Susan Wiaczek has been given planning permission to convert the Roggerham Gate Inn in Todmorden Road on the hills above Briercliffe into a private house.

Although the pub is still trading she and her husband, the current licensees, are seeking to retire and attempts to sell it as a going concern have failed.

Burnley Council planners have approved the change of use opening up the option for the couple to convert it into a family home.

A supporting statement submitted to the authority said: "The only physical works to the building will be the removal of the bar.

"There will be no other external or internal changes to the building.

"The rear car park will be changed to a garden area at some time in the future.

"The application site is located approximately five kilometres North-East of Burnley Town Centre in open countryside and sits adjacent to a number of dwellings.

"It consists of a large stone built public house which includes living accommodation.

"The building is of a permanent and substantial construction, is structurally sound and capable of conversion and any important architectural and historical features are retained.

"The building is currently in use as a public house.
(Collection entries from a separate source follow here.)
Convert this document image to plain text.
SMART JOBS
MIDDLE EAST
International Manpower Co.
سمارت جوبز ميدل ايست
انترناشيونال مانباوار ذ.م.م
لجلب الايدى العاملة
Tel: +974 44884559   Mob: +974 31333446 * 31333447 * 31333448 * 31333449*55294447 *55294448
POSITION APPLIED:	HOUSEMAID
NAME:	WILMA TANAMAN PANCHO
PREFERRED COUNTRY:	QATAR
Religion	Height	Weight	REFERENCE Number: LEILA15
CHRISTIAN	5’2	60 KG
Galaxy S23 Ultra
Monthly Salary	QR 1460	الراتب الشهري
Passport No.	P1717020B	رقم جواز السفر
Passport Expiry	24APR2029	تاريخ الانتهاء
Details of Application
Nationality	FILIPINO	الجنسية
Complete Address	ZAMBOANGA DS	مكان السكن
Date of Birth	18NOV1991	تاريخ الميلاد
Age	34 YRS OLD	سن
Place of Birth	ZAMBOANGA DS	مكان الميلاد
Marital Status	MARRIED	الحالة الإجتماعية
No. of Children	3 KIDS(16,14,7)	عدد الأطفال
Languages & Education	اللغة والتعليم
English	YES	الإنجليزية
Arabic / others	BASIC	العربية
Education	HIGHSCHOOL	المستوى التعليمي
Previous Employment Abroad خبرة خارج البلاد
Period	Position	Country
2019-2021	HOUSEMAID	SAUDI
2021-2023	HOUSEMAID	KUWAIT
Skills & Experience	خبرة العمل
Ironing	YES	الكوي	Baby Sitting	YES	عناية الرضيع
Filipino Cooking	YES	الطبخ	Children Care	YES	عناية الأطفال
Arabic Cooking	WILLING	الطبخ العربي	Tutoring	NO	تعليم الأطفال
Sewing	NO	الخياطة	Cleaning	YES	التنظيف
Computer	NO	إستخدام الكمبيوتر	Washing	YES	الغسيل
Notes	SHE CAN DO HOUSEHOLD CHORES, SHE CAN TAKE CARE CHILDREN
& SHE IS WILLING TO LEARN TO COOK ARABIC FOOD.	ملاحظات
"The conversion can be carried out without major extensions to the existing building or the construction of ancillary buildings.

"The conversion does not adversely affect the character, rural setting, and appearance of the surrounding landscape.

"The Roggerham Gate Inn has been up for sale with Kings Business Transfer since October 2010. When originally put on the market the asking price was £520,000.

"In 2016 following very little interest in the property and business, the price was reduced to £300,000.

"In 2019, improvements were made to the living quarters and as a result the price of the property and business was increased to £339,950

"During the 10 years the property has been on the market, there have been seven requested appointments for viewings, of which two were not attended.

"The public house is currently still trading.

"However, the applicants are currently looking to retire.

"It is considered that the evidence has shown that there is no future demand for a public house in this location.

"The conversion would secure a long-term use for the building to ensure the existing character of the landscape is protected."